I arrived on time in Fort Lauderdale and called the book fair coordinator, a woman who had created an entire event around the “family tapestry” concept of my novel. Ever the professional, I asked, “And how many books did you get for the affair?” The question was followed by one of those terrible silences. “Sinking feeling” best describes the sensation when I suddenly understood that those cases of books I had taken to Los Angeles and Austin were actually intended for Fort Lauderdale. A hundred people had paid a significant sum to eat a lovely lunch, listen to the (not so lovely) author and buy her book…but there were no books.

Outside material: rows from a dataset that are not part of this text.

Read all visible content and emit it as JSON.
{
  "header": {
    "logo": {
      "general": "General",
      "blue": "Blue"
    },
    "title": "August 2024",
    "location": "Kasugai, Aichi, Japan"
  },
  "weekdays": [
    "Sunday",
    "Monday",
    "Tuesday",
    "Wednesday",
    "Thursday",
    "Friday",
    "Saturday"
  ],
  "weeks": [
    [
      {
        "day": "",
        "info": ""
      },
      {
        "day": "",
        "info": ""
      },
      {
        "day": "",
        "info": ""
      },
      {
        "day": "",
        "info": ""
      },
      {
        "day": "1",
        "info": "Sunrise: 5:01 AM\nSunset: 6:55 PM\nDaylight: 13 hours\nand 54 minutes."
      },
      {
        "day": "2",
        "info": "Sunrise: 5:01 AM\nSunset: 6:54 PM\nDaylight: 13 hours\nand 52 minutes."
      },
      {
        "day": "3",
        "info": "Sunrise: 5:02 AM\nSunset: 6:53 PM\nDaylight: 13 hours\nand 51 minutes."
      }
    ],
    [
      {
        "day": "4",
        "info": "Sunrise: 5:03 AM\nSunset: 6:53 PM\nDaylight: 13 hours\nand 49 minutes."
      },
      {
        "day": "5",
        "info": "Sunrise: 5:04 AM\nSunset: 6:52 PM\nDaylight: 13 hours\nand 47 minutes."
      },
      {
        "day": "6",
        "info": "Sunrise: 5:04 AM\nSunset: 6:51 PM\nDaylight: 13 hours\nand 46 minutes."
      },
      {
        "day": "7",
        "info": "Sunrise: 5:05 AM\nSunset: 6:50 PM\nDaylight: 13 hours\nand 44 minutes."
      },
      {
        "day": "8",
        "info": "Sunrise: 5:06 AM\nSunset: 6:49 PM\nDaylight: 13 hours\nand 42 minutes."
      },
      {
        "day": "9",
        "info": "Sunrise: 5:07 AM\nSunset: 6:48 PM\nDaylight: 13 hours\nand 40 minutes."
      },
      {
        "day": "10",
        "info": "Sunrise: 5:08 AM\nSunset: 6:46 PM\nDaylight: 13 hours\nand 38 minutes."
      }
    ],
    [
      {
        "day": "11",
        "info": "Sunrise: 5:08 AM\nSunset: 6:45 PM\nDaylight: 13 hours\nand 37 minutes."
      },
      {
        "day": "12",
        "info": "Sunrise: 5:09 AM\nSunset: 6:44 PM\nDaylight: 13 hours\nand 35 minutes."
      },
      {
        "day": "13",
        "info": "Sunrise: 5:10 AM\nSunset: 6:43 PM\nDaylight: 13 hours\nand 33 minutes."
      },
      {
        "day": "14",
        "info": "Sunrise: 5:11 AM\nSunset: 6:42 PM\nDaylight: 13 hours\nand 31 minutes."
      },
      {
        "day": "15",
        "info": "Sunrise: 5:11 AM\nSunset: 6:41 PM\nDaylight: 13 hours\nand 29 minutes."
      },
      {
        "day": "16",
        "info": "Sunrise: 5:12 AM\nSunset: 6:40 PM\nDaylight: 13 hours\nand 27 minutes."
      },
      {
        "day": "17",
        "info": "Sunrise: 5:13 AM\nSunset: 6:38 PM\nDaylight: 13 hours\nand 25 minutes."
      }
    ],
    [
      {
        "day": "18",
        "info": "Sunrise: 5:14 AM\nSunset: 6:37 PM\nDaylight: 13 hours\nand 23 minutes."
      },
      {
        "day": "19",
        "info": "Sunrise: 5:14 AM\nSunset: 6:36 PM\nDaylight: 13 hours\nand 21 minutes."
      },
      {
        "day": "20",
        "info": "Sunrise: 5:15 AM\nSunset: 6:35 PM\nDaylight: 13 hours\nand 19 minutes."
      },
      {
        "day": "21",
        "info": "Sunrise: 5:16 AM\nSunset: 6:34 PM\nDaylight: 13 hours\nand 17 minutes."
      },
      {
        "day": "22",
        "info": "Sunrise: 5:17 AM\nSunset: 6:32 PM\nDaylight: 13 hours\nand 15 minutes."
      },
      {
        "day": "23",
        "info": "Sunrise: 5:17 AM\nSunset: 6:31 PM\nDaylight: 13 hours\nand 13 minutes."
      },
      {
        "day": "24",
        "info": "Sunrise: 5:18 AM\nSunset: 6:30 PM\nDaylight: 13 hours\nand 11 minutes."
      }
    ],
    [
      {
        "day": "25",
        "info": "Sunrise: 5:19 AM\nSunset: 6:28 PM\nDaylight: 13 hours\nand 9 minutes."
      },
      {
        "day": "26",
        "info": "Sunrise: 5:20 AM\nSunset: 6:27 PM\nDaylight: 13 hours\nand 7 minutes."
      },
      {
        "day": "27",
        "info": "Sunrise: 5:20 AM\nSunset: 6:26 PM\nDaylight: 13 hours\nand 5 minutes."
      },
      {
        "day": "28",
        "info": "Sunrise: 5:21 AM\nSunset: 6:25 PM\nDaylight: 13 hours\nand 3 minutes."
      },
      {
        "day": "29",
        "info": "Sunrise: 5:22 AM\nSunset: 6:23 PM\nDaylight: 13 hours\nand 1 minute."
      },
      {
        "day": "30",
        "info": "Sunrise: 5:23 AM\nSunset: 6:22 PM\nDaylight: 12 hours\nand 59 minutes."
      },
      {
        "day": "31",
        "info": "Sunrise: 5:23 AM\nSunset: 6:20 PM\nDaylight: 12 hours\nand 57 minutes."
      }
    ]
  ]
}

Let me interject here that I’m a good person to have nearby if there’s an emergency. Work emergency, medical emergency, I’m your woman. While everyone is panicking, I click into what I call my Clinical Mode: rational, clear headed, the take-charge person. An hour before the big event, I bought a hundred mailing labels. Following my speech, I informed the audience that the books were free, but the mailing labels would cost them $18.95.
(It’s a good thing I don’t write funny novels, because when you write humor, the audience expects you to be humorous. On the other hand, if you’ve written a serious book and you happen to say something funny, everyone is surprised and you feel quite clever for having pulled it off.)
The event was stellar. It wasn’t until months later that I discovered a chronological error in the novel. It’s not easy being age twenty in 1900, and age twenty-three in 1908. But it is a good reminder to keep a meticulous time line when writing, a scene-by-scene, chapter-by-chapter outline that guides you from beginning to end. That works for a novel, memoir, even a two-paged personal essay.
Did I mention arriving in Seattle during the worst storm of the year and driving through blinding rain to a bookstore, nearly tearful with gratitude when I discovered twelve people awaiting me? When I mentioned to the manager how pleased I was that a dozen readers showed up, she couldn’t resist mentioning that only hours earlier they had hosted a very popular author…who was greeted by a crowd of 500. I tried not to calculate the financial benefits. Instead, I gave a very nice reading, enjoyed an intelligent Q&A, and drove to my next event, which was in Vancouver. The hosts were delightful, the Sylvia Hotel beyond memorable, and while I could have done without the food poisoning, it was, all in all, a very good book tour.